Forse per quello non l’aveva ripudiata. Forse l’aveva voluta con sé ancora per un po’, tanto alla fine l’avrebbe congedata comunque. Gli restò accanto, fino all’ultimo respiro. Non pianse, non lo aveva mai amato. Le era stato un buon amico, ma era pronta a trovarne un altro.
 
O almeno così pensava, quando sua suocera, donna estremamente tradizionalista, varcò i giardini di casa per piangere il lutto. La accolse salutandola senza mai parlarle davvero. In due anni di matrimonio, non le aveva mai rivolto la parola se non per criticarla, convinta di averle avvelenato il figlio così da non farsi ripudiare. Per l’ennesima volta, non ebbe scelta. Si sentì dire che era una sciocca a pensare di risposarsi. In fondo, era condannata a restare sola. Ma cosa credeva? Nessuno avrebbe voluto sposare una vedova sterile. La casa non era nemmeno sua, prima o poi avrebbe dovuto lasciarla, allora che avrebbe fatto? Inoltre, la buona suocera lo aveva capito da tempo, ma finalmente ora tutti conoscevano la verità.
 
«Con le arti oscure, hai infestato e ucciso i figli di mio figlio. Non ti resta che adempiere al tuo compito di moglie.»

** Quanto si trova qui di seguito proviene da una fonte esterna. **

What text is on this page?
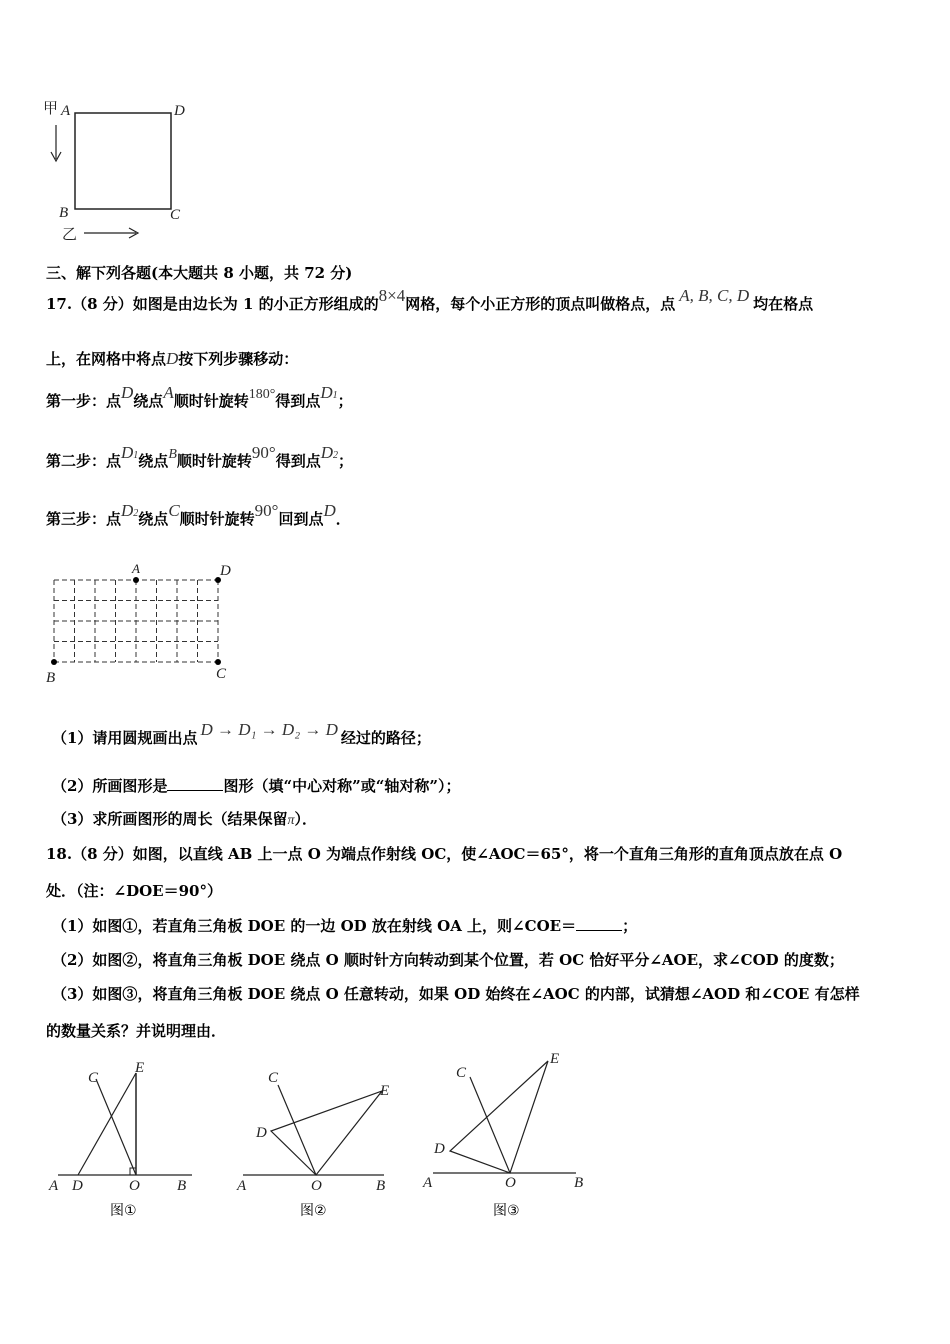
甲 A	D
B	C
乙
三、解下列各题(本大题共 8 小题，共 72 分)
17.（8 分）如图是由边长为 1 的小正方形组成的8×4网格，每个小正方形的顶点叫做格点，点 A, B, C, D 均在格点
上，在网格中将点D按下列步骤移动：
第一步：点D绕点A顺时针旋转180°得到点D1；
第二步：点D1绕点B顺时针旋转90°得到点D2；
第三步：点D2绕点C顺时针旋转90°回到点D．
A	D
B	C
（1）请用圆规画出点 D → D₁ → D₂ → D 经过的路径；
（2）所画图形是	图形（填“中心对称”或“轴对称”）；
（3）求所画图形的周长（结果保留π）．
18.（8 分）如图，以直线 AB 上一点 O 为端点作射线 OC，使∠AOC＝65°，将一个直角三角形的直角顶点放在点 O
处．（注：∠DOE＝90°）
（1）如图①，若直角三角板 DOE 的一边 OD 放在射线 OA 上，则∠COE＝	；
（2）如图②，将直角三角板 DOE 绕点 O 顺时针方向转动到某个位置，若 OC 恰好平分∠AOE，求∠COD 的度数；
（3）如图③，将直角三角板 DOE 绕点 O 任意转动，如果 OD 始终在∠AOC 的内部，试猜想∠AOD 和∠COE 有怎样
的数量关系？并说明理由．
C
E
A D	O B
图①
C
E
D
A	O	B
图②
C
E
D
A	O	B
图③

Nuove parole l’avevano spaventata. Doveva farlo per educazione, per buon costume. Era una donna, solo una donna.
 
Infine, il corteo avanzava.
 
Senza più pensare si era lasciata trascinare, seguita da veli neri svolazzanti a lutto simili ad onde del mare. Erano arrivati. Una grande folla li circondava, una grande folla di persone che erano accorse per vedere lei, conosciuta, umiliata dalle male lingue, creduta al pari di un Rakshasa. Tremava. Non voleva, ma era una donna, una vedova, e le vedove senza figli lo fanno. Così si dimostra l’amore, così il rispetto. Quattro uomini posarono il corpo del marito su una pira. La guardarono e accesero il fuoco. Lingue alte si levarono in cielo. Indietreggiò insicura. Guardò la suocera che l’aveva spinta tutto il tempo. Le annuì con occhi ridotti a fessure. Si guardò ancora intorno. Rotoli e uomini, uomini e rotoli. Vide suo padre, accigliato, che abbassò lo sguardo. In quel momento avrebbe voluto ascoltare una sua favola. Calò il silenzio. Solo il crepitio del fuoco interrompeva l’aria. Sguardi curiosi, questa volta fissi su di lei.
 Si domandarono quando lo avrebbe fatto.
 
Un sospiro.
 
Il rotolo corse e si gettò nel fuoco.